Prediction Intervals

Suppose that we've run a linear regression using $\log_e(y)$ as a response variable, and that we'd like to form a 95% prediction interval for $y$ at a given value for the predictors $\tilde{x}$.

We could certainly construct prediction intervals for $\log_e(y)$ if the stronger linear model held:

\begin{align*} \log_e(y) &= X\beta + \varepsilon;\;\; \varepsilon \sim MVN(0, \sigma^2_\varepsilon) \end{align*}

Prediction Intervals

Treating $\log_e(y)$ as the response, we'd assess:

  • Linearity (pattern in the residuals?)

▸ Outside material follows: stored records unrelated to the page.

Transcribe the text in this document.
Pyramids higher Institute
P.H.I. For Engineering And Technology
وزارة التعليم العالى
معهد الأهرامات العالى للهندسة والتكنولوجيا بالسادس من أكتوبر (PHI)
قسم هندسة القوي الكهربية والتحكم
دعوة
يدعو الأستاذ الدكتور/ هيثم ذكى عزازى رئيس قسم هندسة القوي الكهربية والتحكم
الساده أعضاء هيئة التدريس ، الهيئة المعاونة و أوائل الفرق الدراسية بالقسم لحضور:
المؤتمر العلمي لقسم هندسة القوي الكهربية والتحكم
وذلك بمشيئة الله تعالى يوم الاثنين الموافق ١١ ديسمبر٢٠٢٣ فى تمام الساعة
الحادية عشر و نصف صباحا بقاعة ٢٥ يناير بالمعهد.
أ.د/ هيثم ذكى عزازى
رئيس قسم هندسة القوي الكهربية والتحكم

  • Homoskedasticity (does variability in standardized residuals change with $x$?)

  • Normality (are the standardized residuals normally distributed?)

[Note that these residuals are of the form $e_i = \log_e(y_i) - x_i^\top\hat{\beta}$. They are based on the log-responses.]

Prediction Intervals by Exponentiating Endpoints

A $100(1-\alpha)\%$ prediction interval for $\log_e(y)$ under the stronger linear model takes the form:

\begin{align*} \tilde{x}^\top\hat{\beta} \pm t_{1-\alpha/2, n-p-1}\hat{\sigma}_\varepsilon \sqrt{1+\tilde{x}^\top(X^\top X)^{-1}\tilde{x}} \end{align*}

As we'll now illustrate, we can use this to directy get a prediction interval for $y$ by exponentiating the endpoints. That is, letting $lb$ and $ub$ be the lower and upper bounds for the $100(1-\alpha)\%$ PI for $\log_e(y)$, a $100(1-\alpha)\%$ PI for $y$ is

\begin{align*} [\exp\{lb\}, \exp\{ub\}] \end{align*}

Quantiles and Logarithms

Although $E(\log(Z)) \neq \log(E(Z))$ for a positive random variable $Z$, we do have a nice correspondence between quantiles.

Quantiles and Logrithms

Let $Z$ be any (positive!) variable, and let $q_{p}(\cdot)$ be the $p$th quantile/percentile of a distribution. Then,

\begin{align*} q_p(\log(Z)) &= \log(q_p(Z)) \end{align*}

Quantiles and Logarithms

Quantiles and Logrithms

For example:

\begin{align*} q_{0.25}(\log(Z)) &= \log(q_{0.25}(Z))\\ \text{Median}(\log(Z)) &= \log(\text{Median}(Z)) \end{align*}

Why Does This Work?

The logarithm is a monotone increasing transformation. This means it preserves order!

Why Does This Work?

The $x$ coordinates of the points shown have the sorting red < purple < blue. The corresponding $y$ coordinates have the same ordering!

Monotonicity

Because the log is a monotone transformation, we know that for $y>0$

\begin{align*} lb\leq \log(y)\leq ub \Leftrightarrow \exp\{lb\} \leq y \leq \exp\{ub\} \end{align*}

Monotonicity

This doesn't hold for arbitrary functions $f(\cdot)$ (for example, consider $x^2$ with $-3 \leq x \leq 2$. Certainly isn't true that $9\leq x^2\leq 4$).

To justify prediction intervals, note that if $1-\alpha = P(lb \leq \log_e(y)\leq ub)$, then it has to be the case that $1-\alpha = P(\exp\{lb\} \leq y \leq \exp\{ub\})$ by the equivalence shown above.